Just took a look and see those holes in the ties you indicate. Stands should come by tomorrow.


----------



## CliffyJ (Apr 29, 2009)

Train Li and (I think) LGB turnouts also have holes on the 1st and 3rd ties. I like the BM stands for their 1st & 2nd tie mounting, because that allows them to work on either side without having to have the throw bar coming out both sides of the mechanism. The unused throw bar side adds a dirt entry point to the inner workings, and, well, it's unused. If manufacturers had gone with a reversible 1st & 2nd tie mounting (straddling the throw bar) from the get-go, life would have been better.

Oops, didn't mean to preach...


----------



## backyardRR (Aug 14, 2012)

My Bachmann switch stands arrived yesterday and I had a chance to install one this morning with my Piko R5 turnouts.

*This is what the package looks like. As it turns out I did not have to use the standoff spacers or rods.*










*As Stan mentioned in an earlier posting, the Piko turnouts have holes in the first and third ties while the Bachmann switch stand uses the first and second ties.*









*Also, the first and third Piko ties have open ends for insertion of the standoff ties but the second tie is capped. This requires opening up the end of the second Piko tie and drilling a 7/64 hole on the top. To open the tie end up I drilled a starter hole and then cut and filed out the square opening. Thankfully, the ties are hollow.*










*Completed install*


















Since my turnouts are installed and not easily removed, which side I positioned the switch stand on was dictated by the location of any obstructions like walls or edging and the ability to access the side of the turnout to opening up the second tie end.

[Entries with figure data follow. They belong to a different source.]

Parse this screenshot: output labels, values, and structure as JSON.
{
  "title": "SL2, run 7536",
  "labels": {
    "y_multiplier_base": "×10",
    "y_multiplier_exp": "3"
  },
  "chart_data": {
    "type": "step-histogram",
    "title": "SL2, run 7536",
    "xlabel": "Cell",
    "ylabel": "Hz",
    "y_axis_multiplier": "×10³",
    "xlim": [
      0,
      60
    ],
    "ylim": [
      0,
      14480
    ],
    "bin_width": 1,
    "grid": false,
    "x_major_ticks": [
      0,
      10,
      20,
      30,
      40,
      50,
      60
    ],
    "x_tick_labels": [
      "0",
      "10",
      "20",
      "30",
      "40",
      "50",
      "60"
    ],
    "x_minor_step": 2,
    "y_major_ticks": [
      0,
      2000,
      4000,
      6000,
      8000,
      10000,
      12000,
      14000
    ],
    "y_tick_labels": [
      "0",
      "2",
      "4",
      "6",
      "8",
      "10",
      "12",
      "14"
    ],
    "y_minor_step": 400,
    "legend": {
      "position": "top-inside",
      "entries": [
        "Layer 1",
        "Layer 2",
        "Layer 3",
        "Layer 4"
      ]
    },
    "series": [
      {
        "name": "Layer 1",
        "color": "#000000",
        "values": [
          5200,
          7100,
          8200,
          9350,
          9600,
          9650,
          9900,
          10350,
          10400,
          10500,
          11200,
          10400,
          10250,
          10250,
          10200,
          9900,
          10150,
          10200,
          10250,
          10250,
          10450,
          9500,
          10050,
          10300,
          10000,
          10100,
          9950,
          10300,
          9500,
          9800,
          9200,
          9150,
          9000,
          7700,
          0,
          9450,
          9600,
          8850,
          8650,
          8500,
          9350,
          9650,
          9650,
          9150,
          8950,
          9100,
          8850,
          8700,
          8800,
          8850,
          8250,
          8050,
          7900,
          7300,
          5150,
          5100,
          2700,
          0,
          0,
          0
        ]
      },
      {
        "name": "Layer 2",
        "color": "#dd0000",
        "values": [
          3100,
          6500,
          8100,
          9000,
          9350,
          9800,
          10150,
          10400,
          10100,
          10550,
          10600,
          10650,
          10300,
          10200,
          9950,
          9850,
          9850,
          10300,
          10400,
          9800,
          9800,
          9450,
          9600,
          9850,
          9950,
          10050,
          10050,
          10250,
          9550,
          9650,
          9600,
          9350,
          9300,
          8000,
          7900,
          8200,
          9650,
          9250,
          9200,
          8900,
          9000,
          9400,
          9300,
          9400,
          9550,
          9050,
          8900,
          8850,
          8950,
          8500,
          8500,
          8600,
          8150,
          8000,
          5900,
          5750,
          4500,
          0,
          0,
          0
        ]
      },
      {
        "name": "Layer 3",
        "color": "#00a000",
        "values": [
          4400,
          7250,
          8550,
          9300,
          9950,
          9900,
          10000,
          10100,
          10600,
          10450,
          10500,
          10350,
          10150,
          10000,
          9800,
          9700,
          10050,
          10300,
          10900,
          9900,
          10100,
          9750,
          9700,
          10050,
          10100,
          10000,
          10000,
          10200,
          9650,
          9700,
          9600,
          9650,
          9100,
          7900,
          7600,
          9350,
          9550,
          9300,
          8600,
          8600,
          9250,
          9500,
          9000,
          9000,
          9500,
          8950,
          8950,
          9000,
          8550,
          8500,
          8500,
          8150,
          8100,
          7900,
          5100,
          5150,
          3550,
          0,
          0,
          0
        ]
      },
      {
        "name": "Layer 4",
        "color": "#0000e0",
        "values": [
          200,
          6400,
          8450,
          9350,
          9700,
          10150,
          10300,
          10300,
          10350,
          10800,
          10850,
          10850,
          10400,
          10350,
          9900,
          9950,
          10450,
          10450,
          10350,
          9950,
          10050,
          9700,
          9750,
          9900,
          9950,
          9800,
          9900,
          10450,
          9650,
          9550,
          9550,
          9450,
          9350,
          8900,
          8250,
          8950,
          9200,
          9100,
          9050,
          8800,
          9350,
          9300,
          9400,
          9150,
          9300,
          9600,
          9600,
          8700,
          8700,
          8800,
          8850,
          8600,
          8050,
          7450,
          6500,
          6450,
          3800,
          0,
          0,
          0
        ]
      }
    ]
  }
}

*I used my worst case Bachmann JS passenger cars to check the clearance. **They cleared with ease. Longer equipment may require the use of the supplied standoff spacers and rods.*










*The MOW crew admires their work.*


----------



## CliffyJ (Apr 29, 2009)

Thanks for the pics and notes Wayne!


----------



## Dave Meashey (Jan 2, 2008)

Guys;

Just so you know this is prototypical. During the 1978 clerk's strike against N&W, I was sent to the hump yard at Bellevue, OH. There were some cases in the yard where two switches were too close together to allow room for the ground throw to be mounted on one of the "inside" switches. The railroad's solution to the problem was to mount the ground throw beyond the outside switch and run the throw rod in conduit to the inside switch. I actually duplicated this on an HO layout by using a coffee stir straw as the conduit.

Don't see why this could not be done with #1 gauge switches. You would simply need a more robust conduit (aluminum tubing, perhaps) and throw rod (stiff music wire). Anyway, just thought you might like to know.

Have fun,
David Meashey


----------